Two proteins were recently identified to regulate the fat content in infant leukaemia cells. This discovery highlights a new possible treatment option by blocking the proteins and how fat is regulated in the leukaemia cells. This innovative work, co-funded by Leukaemia UK and Worldwide Cancer Research is being conducted by Dr Katrin Ottersbach, a Professor of Developmental Haematology at the Centre for Regenerative Medicine at the University of Edinburgh, and her team.
The challenge:
While blood cancer is the most common type of cancer in children, acute leukaemia in infants (younger than 1 year old) is rare. Infant leukaemias make up 2-5% of children with acute lymphoblastic leukaemia (ALL) and around 10% of children with acute myeloid leukaemia (AML).
Infant blood cancer is different to blood cancer in older patients and has a very poor prognosis. The treatment options for infant leukaemia are the same as for older patients but these are very aggressive for such a vulnerable patient and have a worse success rate. Previously Dr Ottersbach and her team have shown that two proteins which regulate the fat content in cells are involved in infant leukaemia.
The science behind the research
Leukaemia in infants (children under 1) begins to form prior to birth, originating in foetal blood cells. Scientists believe that this early onset contributes to its heightened aggressiveness, as foetal blood cells multiply faster compared to older children and adults and possess unique characteristics that facilitate cancer proliferation and progression.
“Understanding the unique biology of infant leukaemia is really key to developing kinder and more effective treatment. We are hoping that this new line of research may open up such new possibilities,” said Dr Ottersbach.
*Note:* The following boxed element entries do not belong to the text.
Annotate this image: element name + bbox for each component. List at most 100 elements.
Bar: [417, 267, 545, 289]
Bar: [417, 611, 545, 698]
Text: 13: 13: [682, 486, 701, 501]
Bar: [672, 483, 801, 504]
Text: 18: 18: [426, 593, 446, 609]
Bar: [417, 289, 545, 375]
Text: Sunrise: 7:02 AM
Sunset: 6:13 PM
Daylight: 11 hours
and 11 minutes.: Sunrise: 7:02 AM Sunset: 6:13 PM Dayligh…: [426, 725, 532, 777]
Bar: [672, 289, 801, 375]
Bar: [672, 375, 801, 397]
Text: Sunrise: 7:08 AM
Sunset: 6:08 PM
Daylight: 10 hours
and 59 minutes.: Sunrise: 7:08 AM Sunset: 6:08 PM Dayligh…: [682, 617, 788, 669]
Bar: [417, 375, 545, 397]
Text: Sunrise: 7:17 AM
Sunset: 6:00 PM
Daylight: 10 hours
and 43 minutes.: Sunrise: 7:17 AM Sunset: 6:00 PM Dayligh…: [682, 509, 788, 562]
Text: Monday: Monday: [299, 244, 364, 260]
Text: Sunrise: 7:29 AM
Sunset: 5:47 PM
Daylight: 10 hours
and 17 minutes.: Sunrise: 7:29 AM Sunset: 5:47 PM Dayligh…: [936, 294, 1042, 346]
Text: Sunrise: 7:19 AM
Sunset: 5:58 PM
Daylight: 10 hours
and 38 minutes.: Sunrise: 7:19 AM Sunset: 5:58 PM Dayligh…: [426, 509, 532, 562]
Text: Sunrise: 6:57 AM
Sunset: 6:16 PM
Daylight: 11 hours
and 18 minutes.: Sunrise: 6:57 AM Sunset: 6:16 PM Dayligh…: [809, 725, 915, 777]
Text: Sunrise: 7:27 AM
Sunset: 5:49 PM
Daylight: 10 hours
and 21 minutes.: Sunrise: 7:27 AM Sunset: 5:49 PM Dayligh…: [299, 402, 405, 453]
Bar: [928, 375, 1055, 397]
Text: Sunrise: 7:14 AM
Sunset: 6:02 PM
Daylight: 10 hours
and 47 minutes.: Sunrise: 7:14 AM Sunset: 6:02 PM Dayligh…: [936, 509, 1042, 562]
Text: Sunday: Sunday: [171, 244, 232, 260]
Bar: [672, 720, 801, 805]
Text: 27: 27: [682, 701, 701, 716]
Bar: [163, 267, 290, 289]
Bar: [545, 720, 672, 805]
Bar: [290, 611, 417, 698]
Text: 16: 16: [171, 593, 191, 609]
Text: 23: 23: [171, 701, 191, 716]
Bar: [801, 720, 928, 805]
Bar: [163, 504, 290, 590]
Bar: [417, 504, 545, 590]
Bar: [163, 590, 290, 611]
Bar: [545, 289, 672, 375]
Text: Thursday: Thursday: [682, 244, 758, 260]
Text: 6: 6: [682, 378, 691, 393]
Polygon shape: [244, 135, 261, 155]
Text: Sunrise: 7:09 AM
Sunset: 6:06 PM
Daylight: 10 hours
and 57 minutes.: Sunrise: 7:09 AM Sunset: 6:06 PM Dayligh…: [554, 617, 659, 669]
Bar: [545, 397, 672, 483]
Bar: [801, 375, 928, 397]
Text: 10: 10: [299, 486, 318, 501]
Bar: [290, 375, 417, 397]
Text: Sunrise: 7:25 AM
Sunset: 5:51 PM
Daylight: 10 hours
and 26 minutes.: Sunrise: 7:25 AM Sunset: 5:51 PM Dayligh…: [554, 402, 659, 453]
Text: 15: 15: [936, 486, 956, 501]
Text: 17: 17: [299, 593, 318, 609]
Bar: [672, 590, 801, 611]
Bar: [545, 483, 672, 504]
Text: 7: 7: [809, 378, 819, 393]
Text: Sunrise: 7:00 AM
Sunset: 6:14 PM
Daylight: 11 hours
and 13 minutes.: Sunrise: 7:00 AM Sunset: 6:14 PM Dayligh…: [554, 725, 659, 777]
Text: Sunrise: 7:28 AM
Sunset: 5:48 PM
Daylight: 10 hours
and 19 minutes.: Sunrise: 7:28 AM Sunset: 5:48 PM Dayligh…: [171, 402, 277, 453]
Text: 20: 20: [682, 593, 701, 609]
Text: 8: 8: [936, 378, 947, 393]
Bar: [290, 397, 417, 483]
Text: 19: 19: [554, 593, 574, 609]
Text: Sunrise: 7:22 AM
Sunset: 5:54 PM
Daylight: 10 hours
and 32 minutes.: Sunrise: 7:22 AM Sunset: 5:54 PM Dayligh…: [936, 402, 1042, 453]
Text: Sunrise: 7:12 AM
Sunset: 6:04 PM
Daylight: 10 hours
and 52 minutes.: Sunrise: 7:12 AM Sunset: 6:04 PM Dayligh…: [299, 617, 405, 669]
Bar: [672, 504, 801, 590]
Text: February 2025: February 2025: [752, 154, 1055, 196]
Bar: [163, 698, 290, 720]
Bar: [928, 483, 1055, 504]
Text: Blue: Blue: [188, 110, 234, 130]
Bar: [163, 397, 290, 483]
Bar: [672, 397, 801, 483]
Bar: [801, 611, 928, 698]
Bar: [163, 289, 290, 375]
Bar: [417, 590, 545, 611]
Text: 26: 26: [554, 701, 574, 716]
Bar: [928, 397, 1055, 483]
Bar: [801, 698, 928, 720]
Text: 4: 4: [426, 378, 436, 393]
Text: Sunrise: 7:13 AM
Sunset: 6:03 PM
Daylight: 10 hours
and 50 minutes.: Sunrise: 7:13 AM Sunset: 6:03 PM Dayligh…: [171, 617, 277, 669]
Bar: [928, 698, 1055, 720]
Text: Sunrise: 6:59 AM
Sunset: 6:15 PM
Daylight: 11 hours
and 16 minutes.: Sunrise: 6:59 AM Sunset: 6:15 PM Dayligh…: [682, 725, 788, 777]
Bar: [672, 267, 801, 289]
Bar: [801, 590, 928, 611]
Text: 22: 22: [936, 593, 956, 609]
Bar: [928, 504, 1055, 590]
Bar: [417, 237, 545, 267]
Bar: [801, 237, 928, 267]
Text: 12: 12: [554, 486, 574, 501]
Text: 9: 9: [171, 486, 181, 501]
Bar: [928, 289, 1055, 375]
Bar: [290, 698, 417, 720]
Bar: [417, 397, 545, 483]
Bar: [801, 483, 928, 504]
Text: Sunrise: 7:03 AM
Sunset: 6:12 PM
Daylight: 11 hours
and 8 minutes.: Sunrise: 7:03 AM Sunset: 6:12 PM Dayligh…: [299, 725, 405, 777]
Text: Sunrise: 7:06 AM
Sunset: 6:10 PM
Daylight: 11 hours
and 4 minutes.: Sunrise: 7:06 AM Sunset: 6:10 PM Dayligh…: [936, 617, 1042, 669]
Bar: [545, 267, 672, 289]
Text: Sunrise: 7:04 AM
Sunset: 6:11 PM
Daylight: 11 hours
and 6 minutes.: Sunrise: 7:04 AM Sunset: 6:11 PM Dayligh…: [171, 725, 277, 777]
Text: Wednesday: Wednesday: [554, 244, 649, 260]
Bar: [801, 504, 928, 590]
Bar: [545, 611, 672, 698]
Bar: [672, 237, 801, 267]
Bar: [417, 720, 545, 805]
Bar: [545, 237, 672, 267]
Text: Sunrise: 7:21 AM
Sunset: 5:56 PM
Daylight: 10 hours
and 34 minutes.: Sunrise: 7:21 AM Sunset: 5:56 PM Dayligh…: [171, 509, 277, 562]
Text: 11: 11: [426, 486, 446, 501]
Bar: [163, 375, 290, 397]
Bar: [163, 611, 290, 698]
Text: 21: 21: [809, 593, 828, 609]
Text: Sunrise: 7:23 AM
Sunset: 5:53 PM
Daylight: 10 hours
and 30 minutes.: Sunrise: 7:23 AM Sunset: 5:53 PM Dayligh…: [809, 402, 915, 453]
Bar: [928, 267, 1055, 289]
This project aims to understand the role of different fat levels in infant leukemic cells and how two specific proteins affect the disease process. The team is also exploring if the fat needs of the leukaemia cells can be targeted, which would allow for a new targeted treatment approach.
What difference will this research make?
The lack of progress in the treatment of infant leukaemia over the past decades highlights the pressing need for innovative approaches. Dr Ottersbach and her team are hopeful that their investigations will unveil previously unidentified weaknesses specific to infant leukaemia. This would allow for new treatment options to be developed, giving hope for kinder and less aggressive treatments for some of our most vulnerable patients.